Questions fréquentes
Pourquoi récitait-on cette prière à la fin de la messe ?
Léon XIII l'ajouta en 1886 aux « prières léonines », dites à genoux après la messe basse pour la défense de l'Église. Cet usage fut universel dans l'Église latine jusqu'à sa suppression par l'instruction Inter Œcumenici en 1964. Jean-Paul II en recommanda la reprise en 1994.
La prière vient-elle vraiment d'une vision de Léon XIII ?
Une tradition populaire, répandue surtout au XXe siècle, rapporte qu'en 1884 le pape aurait entendu une conversation entre Dieu et Satan. Cette anecdote n'est pas attestée par les archives vaticanes et relève de la légende dévote. Ce qui est historiquement certain, c'est la composition de la prière et son entrée dans la liturgie en 1886.
Pourquoi saint Michel est-il lié à la France ?

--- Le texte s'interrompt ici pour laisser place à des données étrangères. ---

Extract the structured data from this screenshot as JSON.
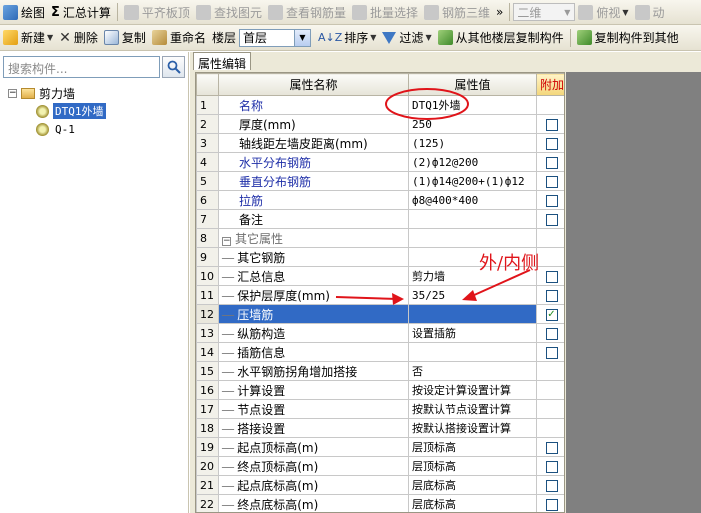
{
  "toolbar1": {
    "draw": "绘图",
    "sum_calc": "汇总计算",
    "align_top": "平齐板顶",
    "find_elem": "查找图元",
    "view_rebar": "查看钢筋量",
    "batch_select": "批量选择",
    "rebar_3d": "钢筋三维",
    "more": "»",
    "view_mode": "二维",
    "view_angle": "俯视",
    "dynamic": "动"
  },
  "toolbar2": {
    "new": "新建",
    "delete": "删除",
    "copy": "复制",
    "rename": "重命名",
    "floor_label": "楼层",
    "floor_value": "首层",
    "sort": "排序",
    "filter": "过滤",
    "copy_from_other_floor": "从其他楼层复制构件",
    "copy_to_other": "复制构件到其他"
  },
  "left_pane": {
    "search_placeholder": "搜索构件...",
    "tree": {
      "root": "剪力墙",
      "items": [
        "DTQ1外墙",
        "Q-1"
      ]
    }
  },
  "right_pane": {
    "tab": "属性编辑",
    "columns": [
      "属性名称",
      "属性值",
      "附加"
    ],
    "rows": [
      {
        "num": "1",
        "name": "名称",
        "value": "DTQ1外墙",
        "style": "blue",
        "check": "none"
      },
      {
        "num": "2",
        "name": "厚度(mm)",
        "value": "250",
        "style": "black",
        "check": "empty"
      },
      {
        "num": "3",
        "name": "轴线距左墙皮距离(mm)",
        "value": "(125)",
        "style": "black",
        "check": "empty"
      },
      {
        "num": "4",
        "name": "水平分布钢筋",
        "value": "(2)ф12@200",
        "style": "blue",
        "check": "empty"
      },
      {
        "num": "5",
        "name": "垂直分布钢筋",
        "value": "(1)ф14@200+(1)ф12",
        "style": "blue",
        "check": "empty"
      },
      {
        "num": "6",
        "name": "拉筋",
        "value": "ф8@400*400",
        "style": "blue",
        "check": "empty"
      },
      {
        "num": "7",
        "name": "备注",
        "value": "",
        "style": "black",
        "check": "empty"
      },
      {
        "num": "8",
        "name": "其它属性",
        "value": "",
        "style": "group",
        "check": "none"
      },
      {
        "num": "9",
        "name": "其它钢筋",
        "value": "",
        "style": "child",
        "check": "none"
      },
      {
        "num": "10",
        "name": "汇总信息",
        "value": "剪力墙",
        "style": "child",
        "check": "empty"
      },
      {
        "num": "11",
        "name": "保护层厚度(mm)",
        "value": "35/25",
        "style": "child",
        "check": "empty"
      },
      {
        "num": "12",
        "name": "压墙筋",
        "value": "",
        "style": "selected",
        "check": "checked"
      },
      {
        "num": "13",
        "name": "纵筋构造",
        "value": "设置插筋",
        "style": "child",
        "check": "empty"
      },
      {
        "num": "14",
        "name": "插筋信息",
        "value": "",
        "style": "child",
        "check": "empty"
      },
      {
        "num": "15",
        "name": "水平钢筋拐角增加搭接",
        "value": "否",
        "style": "child",
        "check": "none"
      },
      {
        "num": "16",
        "name": "计算设置",
        "value": "按设定计算设置计算",
        "style": "child",
        "check": "none"
      },
      {
        "num": "17",
        "name": "节点设置",
        "value": "按默认节点设置计算",
        "style": "child",
        "check": "none"
      },
      {
        "num": "18",
        "name": "搭接设置",
        "value": "按默认搭接设置计算",
        "style": "child",
        "check": "none"
      },
      {
        "num": "19",
        "name": "起点顶标高(m)",
        "value": "层顶标高",
        "style": "child",
        "check": "empty"
      },
      {
        "num": "20",
        "name": "终点顶标高(m)",
        "value": "层顶标高",
        "style": "child",
        "check": "empty"
      },
      {
        "num": "21",
        "name": "起点底标高(m)",
        "value": "层底标高",
        "style": "child",
        "check": "empty"
      },
      {
        "num": "22",
        "name": "终点底标高(m)",
        "value": "层底标高",
        "style": "child",
        "check": "empty"
      }
    ]
  },
  "annotation": {
    "text": "外/内侧",
    "color": "#e0141a"
  }
}
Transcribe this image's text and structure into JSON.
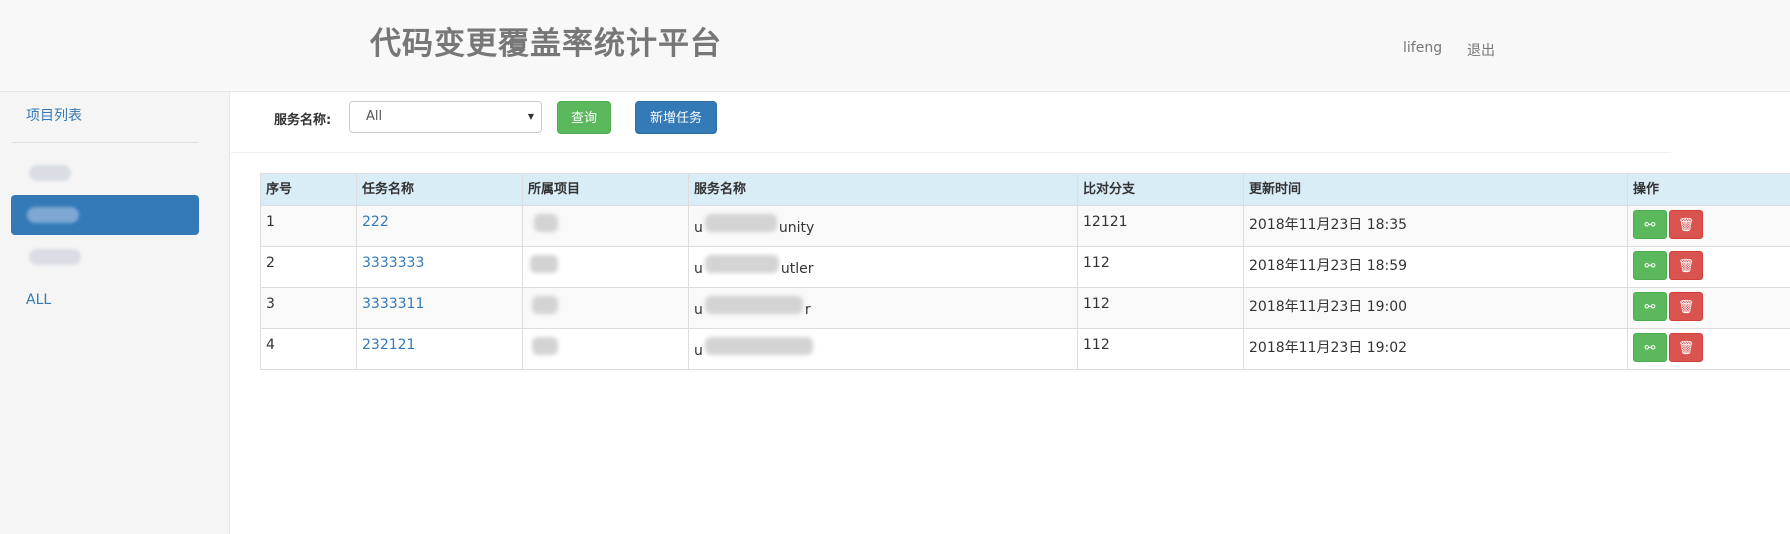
{
  "header": {
    "title": "代码变更覆盖率统计平台",
    "user": "lifeng",
    "logout": "退出"
  },
  "sidebar": {
    "header": "项目列表",
    "items": [
      {
        "label": "",
        "blurred": true
      },
      {
        "label": "",
        "blurred": true,
        "active": true
      },
      {
        "label": "",
        "blurred": true
      },
      {
        "label": "ALL"
      }
    ]
  },
  "toolbar": {
    "service_label": "服务名称:",
    "service_select": "All",
    "query_button": "查询",
    "new_task_button": "新增任务"
  },
  "table": {
    "columns": [
      "序号",
      "任务名称",
      "所属项目",
      "服务名称",
      "比对分支",
      "更新时间",
      "操作"
    ],
    "rows": [
      {
        "index": "1",
        "task": "222",
        "project": "",
        "service_prefix": "u",
        "service_suffix": "unity",
        "branch": "12121",
        "updated": "2018年11月23日 18:35"
      },
      {
        "index": "2",
        "task": "3333333",
        "project": "",
        "service_prefix": "u",
        "service_suffix": "utler",
        "branch": "112",
        "updated": "2018年11月23日 18:59"
      },
      {
        "index": "3",
        "task": "3333311",
        "project": "",
        "service_prefix": "u",
        "service_suffix": "r",
        "branch": "112",
        "updated": "2018年11月23日 19:00"
      },
      {
        "index": "4",
        "task": "232121",
        "project": "",
        "service_prefix": "u",
        "service_suffix": "",
        "branch": "112",
        "updated": "2018年11月23日 19:02"
      }
    ]
  },
  "icons": {
    "edit": "plug-icon",
    "delete": "trash-icon"
  },
  "colors": {
    "primary": "#337ab7",
    "success": "#5cb85c",
    "danger": "#d9534f",
    "table_header": "#d9edf7"
  }
}
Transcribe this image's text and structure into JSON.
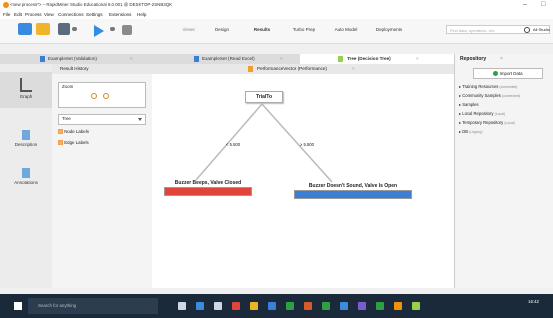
{
  "window": {
    "title": "<new process*> – RapidMiner Studio Educational 9.0.001 @ DESKTOP-2SNB3QK",
    "min": "–",
    "max": "□"
  },
  "menu": [
    "File",
    "Edit",
    "Process",
    "View",
    "Connections",
    "Settings",
    "Extensions",
    "Help"
  ],
  "toolbar": {
    "views_label": "Views:",
    "perspectives": [
      "Design",
      "Results",
      "Turbo Prep",
      "Auto Model",
      "Deployments"
    ],
    "active": "Results",
    "search_placeholder": "Find data, operators...etc",
    "all_studio": "All Studio"
  },
  "tabs": [
    {
      "label": "ExampleSet (Validation)",
      "close": "×"
    },
    {
      "label": "ExampleSet (Read Excel)",
      "close": "×"
    },
    {
      "label": "Tree (Decision Tree)",
      "close": "×"
    }
  ],
  "result_history": "Result History",
  "performance_tab": "PerformanceVector (Performance)",
  "performance_close": "×",
  "leftnav": [
    "Graph",
    "Description",
    "Annotations"
  ],
  "controls": {
    "zoom_label": "Zoom",
    "tree_select": "Tree",
    "node_labels": "Node Labels",
    "edge_labels": "Edge Labels",
    "check": "✓"
  },
  "tree": {
    "root": "TrialTo",
    "left_edge": "< 5.500",
    "right_edge": "≥ 5.500",
    "left_leaf": "Buzzer Beeps, Valve Closed",
    "right_leaf": "Buzzer Doesn't Sound, Valve Is Open"
  },
  "repo": {
    "title": "Repository",
    "close": "×",
    "import_label": "Import Data",
    "items": [
      {
        "label": "Training Resources",
        "conn": "(connected)"
      },
      {
        "label": "Community Samples",
        "conn": "(connected)"
      },
      {
        "label": "Samples",
        "conn": ""
      },
      {
        "label": "Local Repository",
        "conn": "(Local)"
      },
      {
        "label": "Temporary Repository",
        "conn": "(Local)"
      },
      {
        "label": "DB",
        "conn": "(Legacy)"
      }
    ]
  },
  "taskbar": {
    "search": "Search for anything",
    "time": "16:42"
  },
  "colors": {
    "leaf_left": "#e0453a",
    "leaf_right": "#3a7fd5",
    "accent": "#2ea043"
  }
}
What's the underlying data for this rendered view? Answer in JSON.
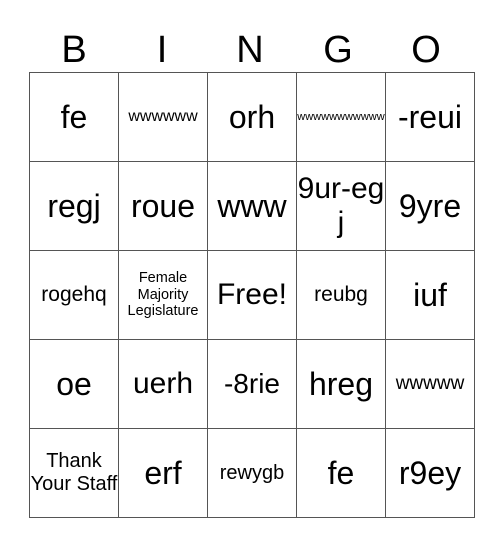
{
  "header": {
    "letters": [
      "B",
      "I",
      "N",
      "G",
      "O"
    ]
  },
  "grid": {
    "rows": [
      [
        "fe",
        "wwwwww",
        "orh",
        "wwwwwwwwwww",
        "-reui"
      ],
      [
        "regj",
        "roue",
        "www",
        "9ur-egj",
        "9yre"
      ],
      [
        "rogehq",
        "Female Majority Legislature",
        "Free!",
        "reubg",
        "iuf"
      ],
      [
        "oe",
        "uerh",
        "-8rie",
        "hreg",
        "wwwww"
      ],
      [
        "Thank Your Staff",
        "erf",
        "rewygb",
        "fe",
        "r9ey"
      ]
    ]
  }
}
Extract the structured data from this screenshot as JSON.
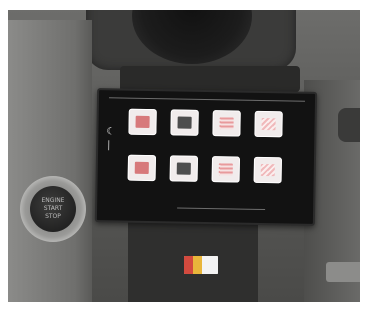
{
  "scene": {
    "start_button": {
      "lines": [
        "ENGINE",
        "START",
        "STOP"
      ]
    },
    "switch_panel": {
      "keys": [
        {
          "icon": "dome-light-icon"
        },
        {
          "icon": "beacon-icon"
        },
        {
          "icon": "work-light-icon"
        },
        {
          "icon": "spot-light-icon"
        },
        {
          "icon": "seat-light-icon"
        },
        {
          "icon": "step-light-icon"
        },
        {
          "icon": "rear-light-icon"
        },
        {
          "icon": "aux-light-icon"
        }
      ]
    }
  }
}
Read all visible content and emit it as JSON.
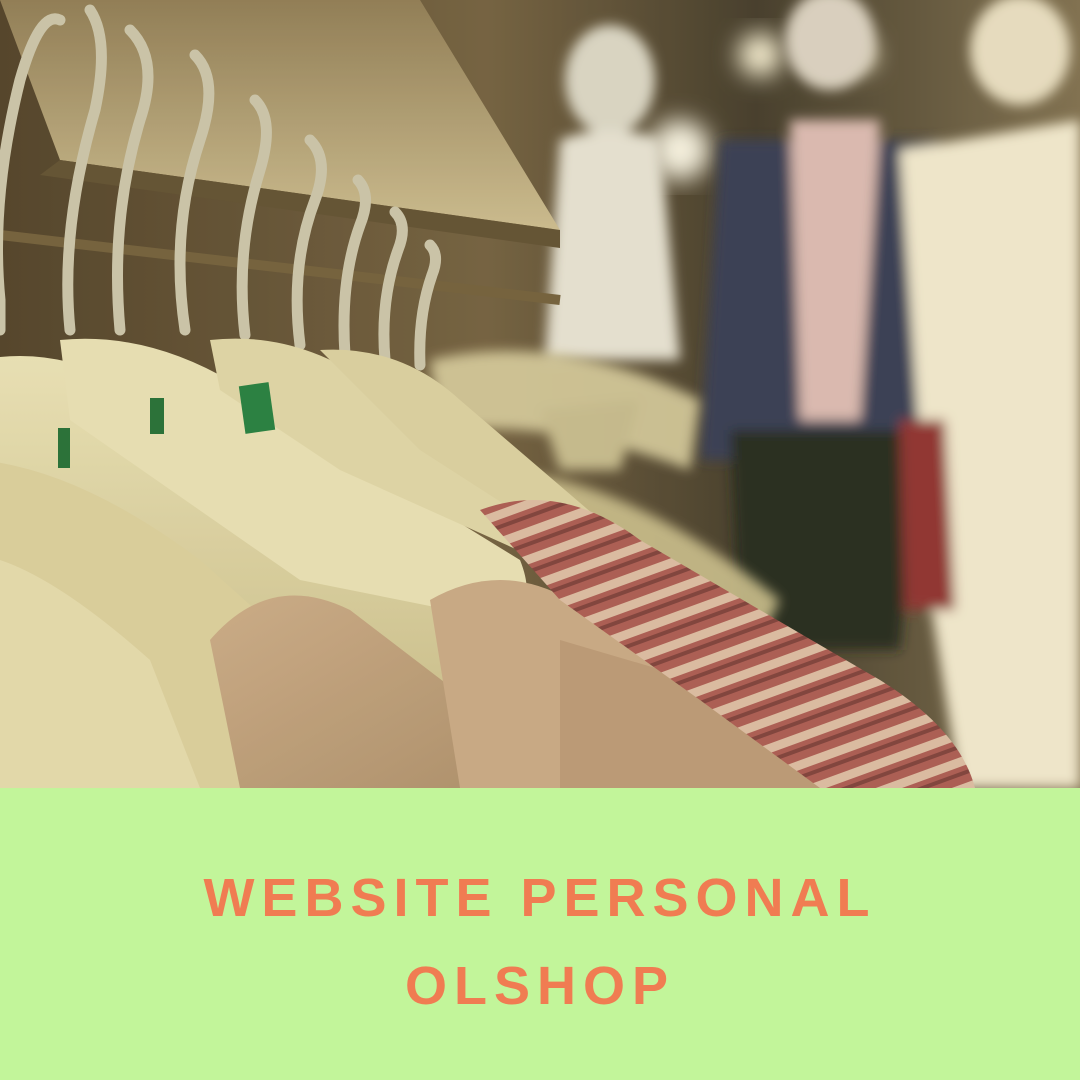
{
  "caption": {
    "line1": "WEBSITE PERSONAL",
    "line2": "OLSHOP"
  },
  "photo": {
    "subject": "clothes-rack-with-hangers-and-mannequins"
  },
  "colors": {
    "caption_background": "#c2f59a",
    "caption_text": "#f07c52"
  }
}
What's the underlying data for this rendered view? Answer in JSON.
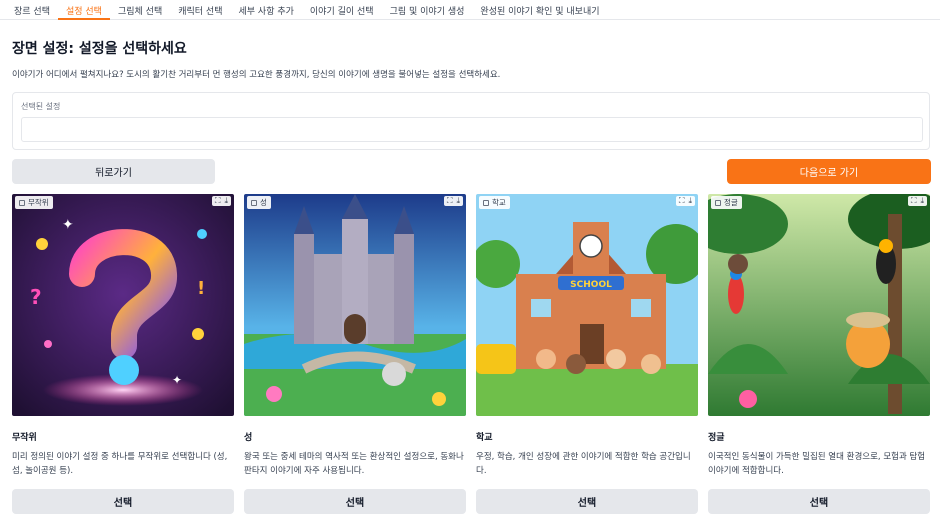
{
  "tabs": [
    {
      "label": "장르 선택"
    },
    {
      "label": "설정 선택"
    },
    {
      "label": "그림체 선택"
    },
    {
      "label": "캐릭터 선택"
    },
    {
      "label": "세부 사항 추가"
    },
    {
      "label": "이야기 길이 선택"
    },
    {
      "label": "그림 및 이야기 생성"
    },
    {
      "label": "완성된 이야기 확인 및 내보내기"
    }
  ],
  "active_tab": 1,
  "page": {
    "title": "장면 설정: 설정을 선택하세요",
    "description": "이야기가 어디에서 펼쳐지나요? 도시의 활기찬 거리부터 먼 행성의 고요한 풍경까지, 당신의 이야기에 생명을 불어넣는 설정을 선택하세요."
  },
  "selected_setting": {
    "label": "선택된 설정",
    "value": ""
  },
  "buttons": {
    "back": "뒤로가기",
    "next": "다음으로 가기"
  },
  "cards": [
    {
      "tag": "무작위",
      "name": "무작위",
      "description": "미리 정의된 이야기 설정 중 하나를 무작위로 선택합니다 (성, 섬, 놀이공원 등).",
      "button": "선택",
      "image_icon": "question-mark-illustration"
    },
    {
      "tag": "성",
      "name": "성",
      "description": "왕국 또는 중세 테마의 역사적 또는 환상적인 설정으로, 동화나 판타지 이야기에 자주 사용됩니다.",
      "button": "선택",
      "image_icon": "castle-illustration"
    },
    {
      "tag": "학교",
      "name": "학교",
      "description": "우정, 학습, 개인 성장에 관한 이야기에 적합한 학습 공간입니다.",
      "button": "선택",
      "image_icon": "school-illustration"
    },
    {
      "tag": "정글",
      "name": "정글",
      "description": "이국적인 동식물이 가득한 밀집된 열대 환경으로, 모험과 탐험 이야기에 적합합니다.",
      "button": "선택",
      "image_icon": "jungle-illustration"
    }
  ],
  "image_tools": {
    "fullscreen_icon": "fullscreen-icon",
    "download_icon": "download-icon"
  },
  "colors": {
    "accent": "#f97316",
    "button_gray": "#e5e7eb"
  }
}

Selon la tradition, l'archange apparut à l'évêque d'Avranches en 708, à l'origine du Mont-Saint-Michel. Jeanne d'Arc le compta parmi ses « voix », et les rois en firent le protecteur du royaume, fondant l'ordre de Saint-Michel en 1469. Il est tenu pour l'un des patrons de la France.
Pour aller plus loin
- Léon XIII, prescription des prières après la messe basse (1886) ; Acta Sanctae Sedis
- Jean-Paul II, allocution du Regina cæli, 24 avril 1994
- Dom Prosper Guéranger, L'Année liturgique, fête de saint Michel (29 septembre)
Commentaire spirituel
Le nom même de l'archange est une profession de foi : Mi-ka-El, « Qui est comme Dieu ? », le cri par lequel, selon la tradition, Michel s'oppose à l'orgueil de Lucifer. La prière s'enracine dans la vision de l'Apocalypse (12, 7) : « Il y eut un combat dans le ciel : Michel et ses anges combattirent le dragon. » Léon XIII en fait l'arme d'un combat qui n'est pas de chair, mais spirituel, contre « la méchanceté et les embûches du démon ».
La structure est celle d'une supplication militaire : on invoque le défenseur (« defende nos in proelio »), on demande la protection contre les pièges (« esto praesidium »), puis l'on adjure, par la seule puissance de Dieu (« divina virtute »), le rejet des esprits mauvais. L'archange n'agit jamais par lui-même : il est le Princeps militiae caelestis, le prince qui exécute l'empire de Dieu. Toute la prière respire cette humilité du combattant céleste qui ne s'attribue rien.
Pour la France, la dévotion à saint Michel n'est pas dévotion d'emprunt : du Mont qui porte son nom aux voix de Jeanne d'Arc, l'archange a accompagné la mémoire du royaume comme gardien des frontières et des âmes. Réciter sa prière, c'est se replacer dans cette longue lignée de la chrétienté française qui a tenu l'invisible pour aussi réel que le visible.